Perjalanan bersifat filosofis dan spiritual manusia dibimbing oleh suatu pengetahuan, yang merupakan cahaya itu sendiri, hal ini didasarkan bahwa ilmu adalah cahaya, Nabi Saw mengatakan bahwa ilmu adalah cahaya, orang bersih akan mendapatkan cahaya ilmu. Suhrawardi mengatakan bahwa ilmu adalah cahaya dan tidak semua orang akan mendapatkannya. Dalam karya terakhirnya Suhrawardi menyatakan bahwa tidak semua manusia dapat menerima cahaya ilmu tersebut, hal ini dijelaskan dalam bukunya Hikmah al-Isyraq, Manusia dapat mengetahui setelah jiwa manusia bersih, suci, batinnya suci, berlatih dengan keras, latihan-latihan bersifat filosofis secara terus-menerus dengan tingkat latihan keras dan sungguh-sunguh, latihan tersebut untuk menundukkan hawa nafsu dan nafsu batin ruhani.

Untuk orang-orang terpilih ajaran isyraqiyah menampakkan suatu pengalaman dan pengetahuan batin, kebijaksanaan, kekal/shopiaperennis, memancar dan tertransformasikan, menghilangkan dan membangkitkan manusia mencapai tingkat pleroma dan dunia cahaya kosmik. Pada abad VII/XVI di tandai dengan penyesuaian besar berbagai aktivitas filsafat Islam, pada waktu Persia menjadi ajang pengembangan filasafat Islam, periode ini filsafat Ibnu Sina dikembangkan, dibangkitkan kembali oleh Nasir al Din al-Tusi, beliau adalah tokoh paripatetik Islam terkenal. Komentarnya tentang isyarat wa i-tanbihat dan reponnya terhadap kritik-kritik Fakhr al- Din al -Razi terhadapa Ibnu Sina, memberi pengaruh besar terhadap filsafat Islam.

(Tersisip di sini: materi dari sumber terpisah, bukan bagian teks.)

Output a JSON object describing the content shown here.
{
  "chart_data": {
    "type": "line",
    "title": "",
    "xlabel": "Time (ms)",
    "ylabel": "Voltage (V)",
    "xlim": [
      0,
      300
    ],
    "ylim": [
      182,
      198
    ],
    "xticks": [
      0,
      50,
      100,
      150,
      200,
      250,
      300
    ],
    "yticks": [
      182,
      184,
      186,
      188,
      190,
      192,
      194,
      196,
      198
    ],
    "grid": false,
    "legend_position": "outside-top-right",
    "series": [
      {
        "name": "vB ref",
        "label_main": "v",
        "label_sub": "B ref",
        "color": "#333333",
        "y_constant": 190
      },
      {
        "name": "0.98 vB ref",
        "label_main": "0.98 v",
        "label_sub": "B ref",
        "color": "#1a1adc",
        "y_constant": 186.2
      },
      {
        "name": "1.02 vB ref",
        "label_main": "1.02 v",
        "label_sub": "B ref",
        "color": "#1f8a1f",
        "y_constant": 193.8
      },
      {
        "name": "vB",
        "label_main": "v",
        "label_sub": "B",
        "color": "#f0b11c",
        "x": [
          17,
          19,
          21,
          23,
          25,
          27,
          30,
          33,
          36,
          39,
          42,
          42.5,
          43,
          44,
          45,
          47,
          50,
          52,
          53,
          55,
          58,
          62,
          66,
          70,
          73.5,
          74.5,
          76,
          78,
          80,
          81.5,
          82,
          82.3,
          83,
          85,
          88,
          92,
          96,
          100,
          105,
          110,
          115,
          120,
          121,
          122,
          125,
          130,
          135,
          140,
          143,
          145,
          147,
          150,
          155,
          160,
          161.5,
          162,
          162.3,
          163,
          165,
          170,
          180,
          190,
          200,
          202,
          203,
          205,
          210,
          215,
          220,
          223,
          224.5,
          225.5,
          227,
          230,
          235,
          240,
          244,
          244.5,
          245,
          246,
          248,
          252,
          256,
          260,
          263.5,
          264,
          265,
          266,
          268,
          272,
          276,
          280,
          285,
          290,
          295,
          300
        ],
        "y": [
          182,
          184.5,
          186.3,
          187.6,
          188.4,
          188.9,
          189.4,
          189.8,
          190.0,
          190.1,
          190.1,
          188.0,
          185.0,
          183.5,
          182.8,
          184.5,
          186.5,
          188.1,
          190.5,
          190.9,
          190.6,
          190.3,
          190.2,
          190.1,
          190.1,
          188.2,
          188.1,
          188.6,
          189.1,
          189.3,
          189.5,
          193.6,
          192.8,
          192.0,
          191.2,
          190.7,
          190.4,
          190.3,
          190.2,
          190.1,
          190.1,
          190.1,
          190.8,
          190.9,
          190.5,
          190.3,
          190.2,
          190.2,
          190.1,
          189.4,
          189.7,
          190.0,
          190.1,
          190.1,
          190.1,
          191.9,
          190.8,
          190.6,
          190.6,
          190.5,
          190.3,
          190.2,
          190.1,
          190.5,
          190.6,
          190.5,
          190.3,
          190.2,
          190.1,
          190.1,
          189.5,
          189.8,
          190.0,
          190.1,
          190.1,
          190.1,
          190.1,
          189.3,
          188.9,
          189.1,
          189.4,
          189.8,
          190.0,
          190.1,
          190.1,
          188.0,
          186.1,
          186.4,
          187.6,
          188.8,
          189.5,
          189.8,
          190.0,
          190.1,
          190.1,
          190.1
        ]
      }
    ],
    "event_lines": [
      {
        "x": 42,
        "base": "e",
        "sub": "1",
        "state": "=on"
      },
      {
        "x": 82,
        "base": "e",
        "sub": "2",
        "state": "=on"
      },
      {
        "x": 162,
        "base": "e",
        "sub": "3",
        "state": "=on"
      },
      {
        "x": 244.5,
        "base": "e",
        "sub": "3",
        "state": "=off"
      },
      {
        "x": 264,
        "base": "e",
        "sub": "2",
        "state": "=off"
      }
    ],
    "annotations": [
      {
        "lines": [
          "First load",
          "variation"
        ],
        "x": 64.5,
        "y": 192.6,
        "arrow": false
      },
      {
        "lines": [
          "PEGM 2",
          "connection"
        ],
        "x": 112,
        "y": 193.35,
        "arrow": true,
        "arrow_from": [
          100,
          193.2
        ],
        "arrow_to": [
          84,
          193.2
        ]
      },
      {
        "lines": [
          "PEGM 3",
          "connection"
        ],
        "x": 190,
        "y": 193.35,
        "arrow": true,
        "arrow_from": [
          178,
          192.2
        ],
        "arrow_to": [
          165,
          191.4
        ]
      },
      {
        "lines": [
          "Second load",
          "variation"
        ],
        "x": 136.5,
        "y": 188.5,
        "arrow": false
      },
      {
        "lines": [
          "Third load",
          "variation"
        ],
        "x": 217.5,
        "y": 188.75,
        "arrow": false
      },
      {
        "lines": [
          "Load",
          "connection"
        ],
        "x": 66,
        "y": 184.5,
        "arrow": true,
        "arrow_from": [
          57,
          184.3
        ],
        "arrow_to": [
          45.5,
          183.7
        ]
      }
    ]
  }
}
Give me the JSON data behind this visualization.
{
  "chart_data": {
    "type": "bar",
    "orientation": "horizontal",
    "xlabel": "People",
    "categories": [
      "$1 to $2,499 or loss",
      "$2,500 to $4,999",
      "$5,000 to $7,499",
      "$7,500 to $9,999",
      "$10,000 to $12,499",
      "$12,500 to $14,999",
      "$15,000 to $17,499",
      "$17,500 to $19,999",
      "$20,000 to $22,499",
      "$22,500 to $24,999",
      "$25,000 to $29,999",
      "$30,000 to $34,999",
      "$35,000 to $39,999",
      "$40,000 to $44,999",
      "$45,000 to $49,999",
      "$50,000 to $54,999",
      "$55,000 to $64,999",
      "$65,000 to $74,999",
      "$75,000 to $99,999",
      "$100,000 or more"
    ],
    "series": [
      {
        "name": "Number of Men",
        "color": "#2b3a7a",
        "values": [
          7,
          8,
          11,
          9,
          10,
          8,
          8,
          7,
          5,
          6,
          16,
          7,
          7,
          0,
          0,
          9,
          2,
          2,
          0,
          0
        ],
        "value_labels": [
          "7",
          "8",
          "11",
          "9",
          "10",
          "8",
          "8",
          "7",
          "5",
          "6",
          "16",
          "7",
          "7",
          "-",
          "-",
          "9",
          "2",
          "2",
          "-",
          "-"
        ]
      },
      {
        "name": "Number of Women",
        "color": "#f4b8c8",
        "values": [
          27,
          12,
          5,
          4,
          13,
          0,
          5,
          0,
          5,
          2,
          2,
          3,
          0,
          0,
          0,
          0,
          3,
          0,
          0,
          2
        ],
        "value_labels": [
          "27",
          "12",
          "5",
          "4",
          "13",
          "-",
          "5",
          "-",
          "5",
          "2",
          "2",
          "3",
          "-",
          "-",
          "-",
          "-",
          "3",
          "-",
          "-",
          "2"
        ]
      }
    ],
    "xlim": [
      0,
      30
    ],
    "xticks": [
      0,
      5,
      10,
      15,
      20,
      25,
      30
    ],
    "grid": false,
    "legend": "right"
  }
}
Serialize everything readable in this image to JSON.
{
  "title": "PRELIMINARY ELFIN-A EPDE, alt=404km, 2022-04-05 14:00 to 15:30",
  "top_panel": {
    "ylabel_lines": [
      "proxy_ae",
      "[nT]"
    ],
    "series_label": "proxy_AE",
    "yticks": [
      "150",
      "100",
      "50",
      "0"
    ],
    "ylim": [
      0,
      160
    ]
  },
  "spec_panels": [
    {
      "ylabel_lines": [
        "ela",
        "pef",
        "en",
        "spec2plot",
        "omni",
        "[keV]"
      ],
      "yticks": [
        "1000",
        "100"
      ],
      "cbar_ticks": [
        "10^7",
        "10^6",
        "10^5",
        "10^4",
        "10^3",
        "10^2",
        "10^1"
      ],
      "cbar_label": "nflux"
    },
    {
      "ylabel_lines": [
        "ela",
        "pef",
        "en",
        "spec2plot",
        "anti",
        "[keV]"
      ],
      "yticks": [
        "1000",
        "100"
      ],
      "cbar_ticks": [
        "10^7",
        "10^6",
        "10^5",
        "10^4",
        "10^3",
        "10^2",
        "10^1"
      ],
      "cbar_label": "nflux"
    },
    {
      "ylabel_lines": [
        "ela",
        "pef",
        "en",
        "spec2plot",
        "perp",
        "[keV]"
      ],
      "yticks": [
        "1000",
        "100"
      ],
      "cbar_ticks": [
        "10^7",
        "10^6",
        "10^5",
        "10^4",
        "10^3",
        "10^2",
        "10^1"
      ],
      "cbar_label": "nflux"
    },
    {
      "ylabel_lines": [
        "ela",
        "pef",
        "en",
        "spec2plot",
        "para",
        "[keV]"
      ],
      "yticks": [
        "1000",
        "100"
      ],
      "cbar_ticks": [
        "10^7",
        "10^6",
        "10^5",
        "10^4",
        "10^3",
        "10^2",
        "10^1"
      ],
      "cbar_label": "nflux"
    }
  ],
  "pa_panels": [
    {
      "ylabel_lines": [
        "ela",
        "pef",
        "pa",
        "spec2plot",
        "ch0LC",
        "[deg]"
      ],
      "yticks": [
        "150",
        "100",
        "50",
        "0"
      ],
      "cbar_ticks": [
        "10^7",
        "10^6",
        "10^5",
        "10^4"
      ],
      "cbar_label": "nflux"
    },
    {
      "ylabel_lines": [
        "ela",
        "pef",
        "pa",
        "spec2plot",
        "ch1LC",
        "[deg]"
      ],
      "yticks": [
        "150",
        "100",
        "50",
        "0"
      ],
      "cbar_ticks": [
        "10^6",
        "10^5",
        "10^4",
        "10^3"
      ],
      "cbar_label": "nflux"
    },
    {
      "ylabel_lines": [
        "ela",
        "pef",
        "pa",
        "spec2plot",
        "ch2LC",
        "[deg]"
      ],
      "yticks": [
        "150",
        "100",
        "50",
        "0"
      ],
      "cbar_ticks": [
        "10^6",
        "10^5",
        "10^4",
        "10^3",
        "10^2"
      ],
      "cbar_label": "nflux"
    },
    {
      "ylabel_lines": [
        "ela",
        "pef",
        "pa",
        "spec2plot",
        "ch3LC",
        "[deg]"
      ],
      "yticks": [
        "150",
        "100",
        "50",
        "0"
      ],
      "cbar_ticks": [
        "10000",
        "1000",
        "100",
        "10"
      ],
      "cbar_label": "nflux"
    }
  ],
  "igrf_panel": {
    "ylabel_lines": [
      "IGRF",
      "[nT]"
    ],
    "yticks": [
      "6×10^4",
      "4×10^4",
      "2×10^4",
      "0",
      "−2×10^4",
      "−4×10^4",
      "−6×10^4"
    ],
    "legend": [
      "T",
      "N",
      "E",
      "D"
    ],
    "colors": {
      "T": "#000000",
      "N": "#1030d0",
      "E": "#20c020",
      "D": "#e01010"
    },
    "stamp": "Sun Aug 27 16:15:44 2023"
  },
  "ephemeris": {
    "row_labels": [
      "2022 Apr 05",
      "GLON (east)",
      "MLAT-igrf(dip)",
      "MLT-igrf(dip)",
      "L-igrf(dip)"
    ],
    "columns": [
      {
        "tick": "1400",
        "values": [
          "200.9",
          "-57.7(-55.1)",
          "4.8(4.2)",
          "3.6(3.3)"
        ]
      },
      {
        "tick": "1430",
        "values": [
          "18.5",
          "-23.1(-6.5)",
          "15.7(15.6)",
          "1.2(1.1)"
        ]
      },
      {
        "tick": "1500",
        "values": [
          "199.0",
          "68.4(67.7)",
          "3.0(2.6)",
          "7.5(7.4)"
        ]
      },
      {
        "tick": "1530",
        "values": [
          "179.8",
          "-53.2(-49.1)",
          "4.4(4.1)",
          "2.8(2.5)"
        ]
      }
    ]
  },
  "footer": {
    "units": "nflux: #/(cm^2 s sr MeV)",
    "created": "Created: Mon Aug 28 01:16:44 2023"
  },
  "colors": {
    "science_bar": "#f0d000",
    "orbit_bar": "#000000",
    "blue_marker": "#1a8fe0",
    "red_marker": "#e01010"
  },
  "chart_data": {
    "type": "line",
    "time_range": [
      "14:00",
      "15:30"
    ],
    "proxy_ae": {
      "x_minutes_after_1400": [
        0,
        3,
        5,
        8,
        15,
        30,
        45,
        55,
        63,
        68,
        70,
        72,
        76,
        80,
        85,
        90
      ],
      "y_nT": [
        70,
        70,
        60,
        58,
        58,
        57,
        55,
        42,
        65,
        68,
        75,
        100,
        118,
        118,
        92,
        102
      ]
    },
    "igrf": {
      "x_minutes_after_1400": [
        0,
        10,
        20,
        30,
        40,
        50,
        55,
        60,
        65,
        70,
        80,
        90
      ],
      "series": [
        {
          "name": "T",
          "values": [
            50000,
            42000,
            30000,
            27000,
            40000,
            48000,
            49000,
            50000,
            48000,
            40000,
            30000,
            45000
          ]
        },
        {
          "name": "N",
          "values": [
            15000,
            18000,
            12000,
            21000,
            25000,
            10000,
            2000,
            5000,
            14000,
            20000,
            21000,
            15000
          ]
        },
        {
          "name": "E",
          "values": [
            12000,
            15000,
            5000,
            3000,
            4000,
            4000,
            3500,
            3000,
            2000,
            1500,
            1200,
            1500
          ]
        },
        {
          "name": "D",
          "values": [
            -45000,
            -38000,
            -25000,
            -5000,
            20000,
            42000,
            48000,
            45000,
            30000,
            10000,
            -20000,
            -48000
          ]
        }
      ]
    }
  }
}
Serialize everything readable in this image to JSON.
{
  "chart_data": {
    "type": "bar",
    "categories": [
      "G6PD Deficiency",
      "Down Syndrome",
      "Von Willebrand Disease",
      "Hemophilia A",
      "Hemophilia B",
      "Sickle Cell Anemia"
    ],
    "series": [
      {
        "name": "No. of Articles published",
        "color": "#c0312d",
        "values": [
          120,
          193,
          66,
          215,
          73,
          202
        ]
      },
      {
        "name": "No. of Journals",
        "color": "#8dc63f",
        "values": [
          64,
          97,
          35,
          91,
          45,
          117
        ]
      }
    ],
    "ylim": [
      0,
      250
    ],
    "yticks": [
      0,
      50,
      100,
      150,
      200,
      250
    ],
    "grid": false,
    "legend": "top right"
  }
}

Filsafat Isyraqiyyah pada mulanya digunakan Suhrawardi untuk mengkritik filsafat peripatetiknya Ibnu Shina. Dalam serangannya yang paling sengit pada Ibnu Shina, Suhrawardi menolak secara empatik pandangan Ibnu Shina sebagai filosof Timur (masyriqi). Dalam pandangan Suhrawardi, filsafat Paripatetik yang diusung oleh Ibnu Shina tidak layak diklaim sebagai filsafat Timur. Ada perbedaan yang mendasar antara filsafat paripatetik dengan filsafat Timur. Serangan dan kritik utama Suhrawardi lebih merujuk pada buku yang berjudul Kararis al-Hikmah, yang dinisbatkan oleh Ibnu Shina sebagai metode filsafat timur.

Suhrawardi menegaskan karaguan atas klaim Ibnu Shina bahwa Kararis didasarkan atas prinsip-prinsip ketimuran. Kemudian, melanjutkannya dengan menolak penegasan Ibn Shina bahwa Kararis merupakan filsafat baru atas dasar sepasang argumen berikut: Pertama, tidak ada filsafat Timur sebelum Suhrawardi menciptakan filsafat iluminasi. Kedua, Suhrawardi bersikeras menunjukkan bahwa Kararis sesungguhnya disusun semata-mata sesuai dengan kaidah-kaidah Peripatetik (qawaid al-masyasya’in) yang sudah mapan, yang terdiri dari masalah-masalah yang hanya dimasukkan dalam apa yang olehnya dikhususkan sebagai philosophia generalis (al-hikam al-ammah).

Biografi Suhrawardi
Syihâbu Al-Dîn Yahyâ ibn Habasy ibn Amîrak Abû Al-Futûh Suhrawardî adalah pribadi yang sangat dikenal dalam sejarah filsafat Islam, khususnya ketika ia berhasil mendirikan faham filsafat baru dengan epistemologi yang dikembangkan dari tradisi dan kepercayaan Persia kuno. Filsafat yang dikenal dengan nama Iluminasi (Isyrâq) secara metodologis dan epistemologis sangat berkebalikan dengan pendekatan kaum Peripatetik yang mendahulukan rasio dan memarjinalkan intuisi dan imajinasi yang tersimpan dalam jiwa manusia.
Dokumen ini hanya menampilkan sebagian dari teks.